Fast Weight Programmers

TODO!

Reservoir Computing

I was inspired by this paper to implement reservoir computing as well. In reservoir computing, a large randomly connected (not generally feedforward!) neural network (the reservoir) is initialized. In general, these neural networks are highly recurrent. They have read-in weights, which are channel by which data can causally influence the network, and state update weights which describe how the neural dynamical system evolves with time. These weights are not updated with any learning rules.

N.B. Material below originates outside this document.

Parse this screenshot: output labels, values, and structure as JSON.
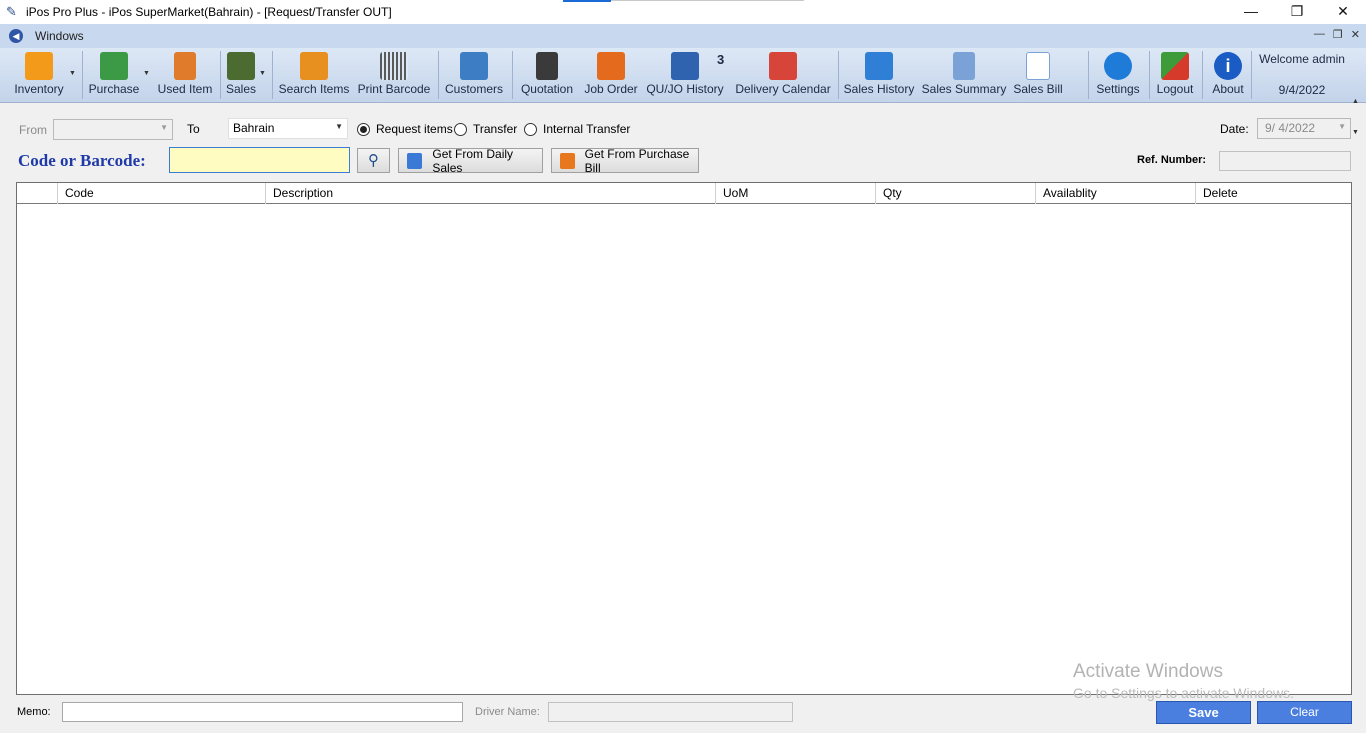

The reservoir is essentially doing a nonlinear signal analysis of the data. In order to parse this, a linear readout network is trained on the reservoir state (so that in e.g. MNIST it is predicting class from the reservoir state). In the ideal case, the reservoir seperates signals in the data so that the simple linear readout can make strong predictions. The linear readout network here can either be trained with backprop (default) or Hebbian WTA learning.

Genetic algorithms

TODO! There are some preliminary implementations of CMA-ES and a custom GA, but they need work.

Forward-forward Learning

This implements the forward-forward algorithm by Hinton, based on his Matlab source (note, this link is a zip file that will download). Additionally, I implemented layer collaboration based on this paper, which partially ameliorates the greedy layerwise aspect of the algorithm.

The forward-forward algorithm is essentially a contrastive learning framework. In the image + label case, images are concatenated to their labels (since the learning method is not supervised, so concatenation learns the joint distribution in an unsupervised way). Next, a negative sample is generated by utilizing the same image, but concatenating a random label. The network is then trained to modify its weights by minimizing (maximizing) an energy function for the negative (positive) samples using a layer-local gradient update.

Unlike the original/official implementation, I do not force images to be binary, pixel values are treated as continuous numbers.

Other Notes

I've also implemented some interesting papers with graph theoretic tools that I thought might help analyze the backprop alternatives. A potentially incomplete list:

  • Various graph/network hierarchy measures which give indicators of the hierarchy in a graph based on directed information flow, from this paper.
  • Laplacian renormalization, a recent graph theoretic analogue to renormalization methods in statistical mechanics. In particular, this enables scaling networks while preserving certain key properties.